Old Testament Essentials would be ideal for interested non-believers, new believers, or even longtime believers needing further guidance on how to read the Old Testament or how to reconcile it with the New. A key strength of this book is its ability to be used for a personal or group Bible study. Each of the seventeen chapters is short and manageable and can function as a springboard for further discussion and study. The book is written in layman’s terms and Longman explains any unclear terminology, scholarly language, or Hebrew words which he uses.
In addition to recounting the plot of the Old Testament, Longman also incorporates Ancient Near Eastern historical, cultural and geographical background knowledge and explains why knowing this information is integral to understanding and interpreting the text. This additional information situates the Old Testament in context and reveals to readers who are new to reading the Old Testament how crucial it is to keep the Bible in its original context and to first search for its original meaning. For example in session six, the Exodus, Longman explains to readers that the signs and plagues God sends against Egypt actually are acts of war against specific Egyptian gods, thus revealing just how powerful the God of the Israelites is and how he is above all other gods. Longman includes theological information for readers as well such as when he states that although the Exodus narrative is showing the God of the Israelites is greater than all of Egypt’s gods, these gods are really no gods at all, but rather behind them lays spiritual powers which today would be called demons.
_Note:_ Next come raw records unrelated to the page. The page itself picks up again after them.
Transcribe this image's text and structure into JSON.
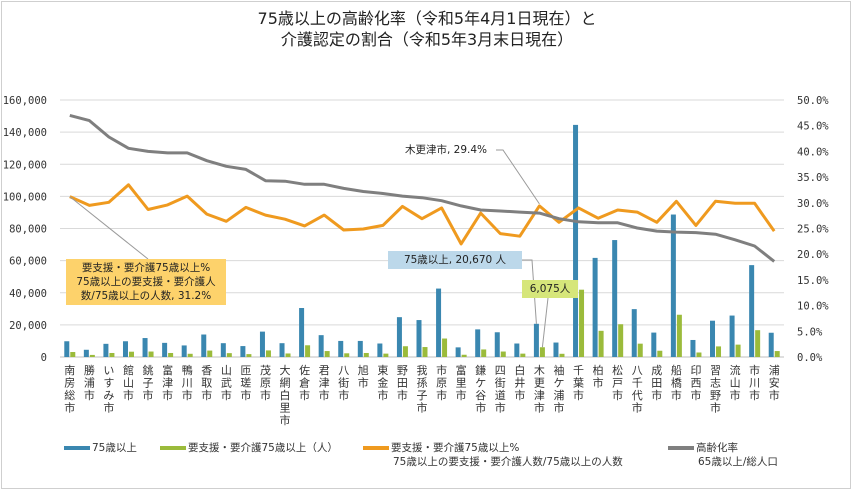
{
  "chart_data": {
    "type": "bar",
    "title_line1": "75歳以上の高齢化率（令和5年4月1日現在）と",
    "title_line2": "介護認定の割合（令和5年3月末日現在）",
    "categories": [
      "南房総市",
      "勝浦市",
      "いすみ市",
      "館山市",
      "銚子市",
      "富津市",
      "鴨川市",
      "香取市",
      "山武市",
      "匝瑳市",
      "茂原市",
      "大網白里市",
      "佐倉市",
      "君津市",
      "八街市",
      "旭市",
      "東金市",
      "野田市",
      "我孫子市",
      "市原市",
      "富里市",
      "鎌ケ谷市",
      "四街道市",
      "白井市",
      "木更津市",
      "袖ケ浦市",
      "千葉市",
      "柏市",
      "松戸市",
      "八千代市",
      "成田市",
      "船橋市",
      "印西市",
      "習志野市",
      "流山市",
      "市川市",
      "浦安市"
    ],
    "series": [
      {
        "name": "75歳以上",
        "axis": "left",
        "kind": "bar",
        "color": "#3a87b0",
        "values": [
          9800,
          4500,
          8200,
          9800,
          11800,
          8800,
          7200,
          14000,
          8600,
          6800,
          15800,
          8600,
          30500,
          13600,
          10000,
          10000,
          8400,
          24800,
          23000,
          42600,
          6000,
          17200,
          15400,
          8400,
          20670,
          9000,
          144500,
          61700,
          72800,
          29800,
          15200,
          88700,
          10600,
          22600,
          25800,
          57200,
          15100
        ]
      },
      {
        "name": "要支援・要介護75歳以上（人）",
        "axis": "left",
        "kind": "bar",
        "color": "#9bbb3b",
        "values": [
          3100,
          1300,
          2500,
          3300,
          3400,
          2500,
          2000,
          4000,
          2400,
          1800,
          4100,
          2200,
          7300,
          3700,
          2300,
          2500,
          2100,
          6700,
          6200,
          11500,
          1400,
          4700,
          3400,
          2100,
          6075,
          2000,
          41900,
          16300,
          20400,
          8300,
          3900,
          26300,
          2800,
          6600,
          7700,
          16700,
          3700
        ]
      },
      {
        "name": "要支援・要介護75歳以上%",
        "sub": "75歳以上の要支援・要介護人数/75歳以上の人数",
        "axis": "right",
        "kind": "line",
        "color": "#ef9a1f",
        "values": [
          31.2,
          29.5,
          30.1,
          33.5,
          28.7,
          29.6,
          31.3,
          27.8,
          26.4,
          29.1,
          27.6,
          26.8,
          25.5,
          27.6,
          24.7,
          24.9,
          25.6,
          29.3,
          26.9,
          29.0,
          22.0,
          28.0,
          24.0,
          23.5,
          29.4,
          26.2,
          29.0,
          27.0,
          28.6,
          28.2,
          26.2,
          30.3,
          25.6,
          30.3,
          29.9,
          29.9,
          24.5
        ]
      },
      {
        "name": "高齢化率",
        "sub": "65歳以上/総人口",
        "axis": "right",
        "kind": "line",
        "color": "#7f7f7f",
        "values": [
          47.0,
          46.0,
          42.8,
          40.6,
          40.0,
          39.7,
          39.7,
          38.2,
          37.1,
          36.5,
          34.3,
          34.2,
          33.6,
          33.6,
          32.8,
          32.2,
          31.8,
          31.3,
          31.0,
          30.4,
          29.4,
          28.6,
          28.4,
          28.2,
          28.0,
          26.9,
          26.3,
          26.1,
          26.1,
          25.1,
          24.5,
          24.3,
          24.2,
          23.9,
          22.8,
          21.6,
          18.6
        ]
      }
    ],
    "left_axis": {
      "ylim": [
        0,
        160000
      ],
      "ticks": [
        "0",
        "20,000",
        "40,000",
        "60,000",
        "80,000",
        "100,000",
        "120,000",
        "140,000",
        "160,000"
      ]
    },
    "right_axis": {
      "ylim": [
        0,
        50
      ],
      "ticks": [
        "0.0%",
        "5.0%",
        "10.0%",
        "15.0%",
        "20.0%",
        "25.0%",
        "30.0%",
        "35.0%",
        "40.0%",
        "45.0%",
        "50.0%"
      ]
    },
    "grid": true,
    "legend_position": "bottom",
    "annotations": {
      "first_pct": {
        "lines": [
          "要支援・要介護75歳以上%",
          "75歳以上の要支援・要介護人",
          "数/75歳以上の人数, 31.2%"
        ],
        "color": "#fdd26b"
      },
      "kisarazu_pct": {
        "text": "木更津市, 29.4%"
      },
      "kisarazu_75": {
        "text": "75歳以上, 20,670 人",
        "color": "#bcd8ea"
      },
      "kisarazu_care": {
        "text": "6,075人",
        "color": "#d6e67a"
      }
    }
  }
}
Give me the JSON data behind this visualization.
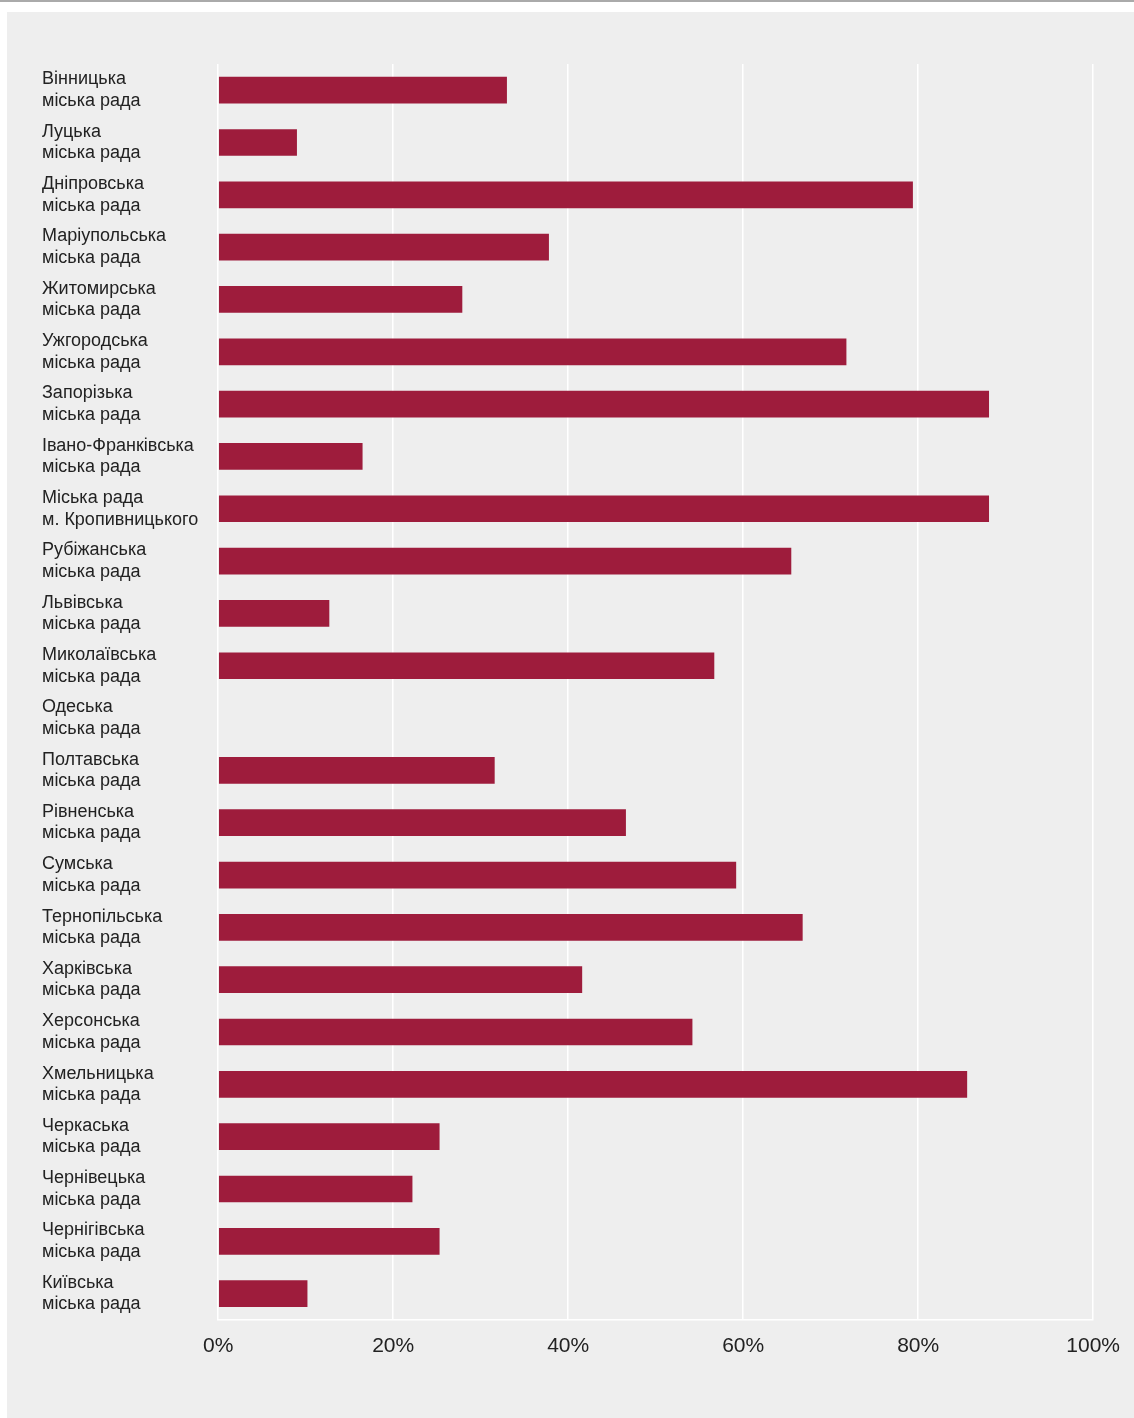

As is characteristic of an introductory book only so much material can be included and discussed. There is simply not room, nor is it Longman’s intent to present his entire interpretation of the Old Testament or highlight and debate controversial theological points. Thus, there are points in Old Testament Essentials in which Longman asserts his own opinions on theological or historical matters without explaining to readers that there may be other options or vast disagreement by other biblical scholars. Although theological controversies lie outside the scope of this work, Longman could have more clearly stated which assertions he makes are matters of his opinion, and then advised readers to do their own research to form their own conclusion.
In summary, Old Testament Essentials is a foundational tool for basic Bible study intended for small groups of interested non-believers or new believers. This book begins the study of the Old Testament; the questions and topics presented by Longman provoke the readers to do their own research on such topics so as to understand and make biblical and theological decisions for themselves.
Anna C. Rask is an M.Div. student at Trinity Evangelical Divinity School.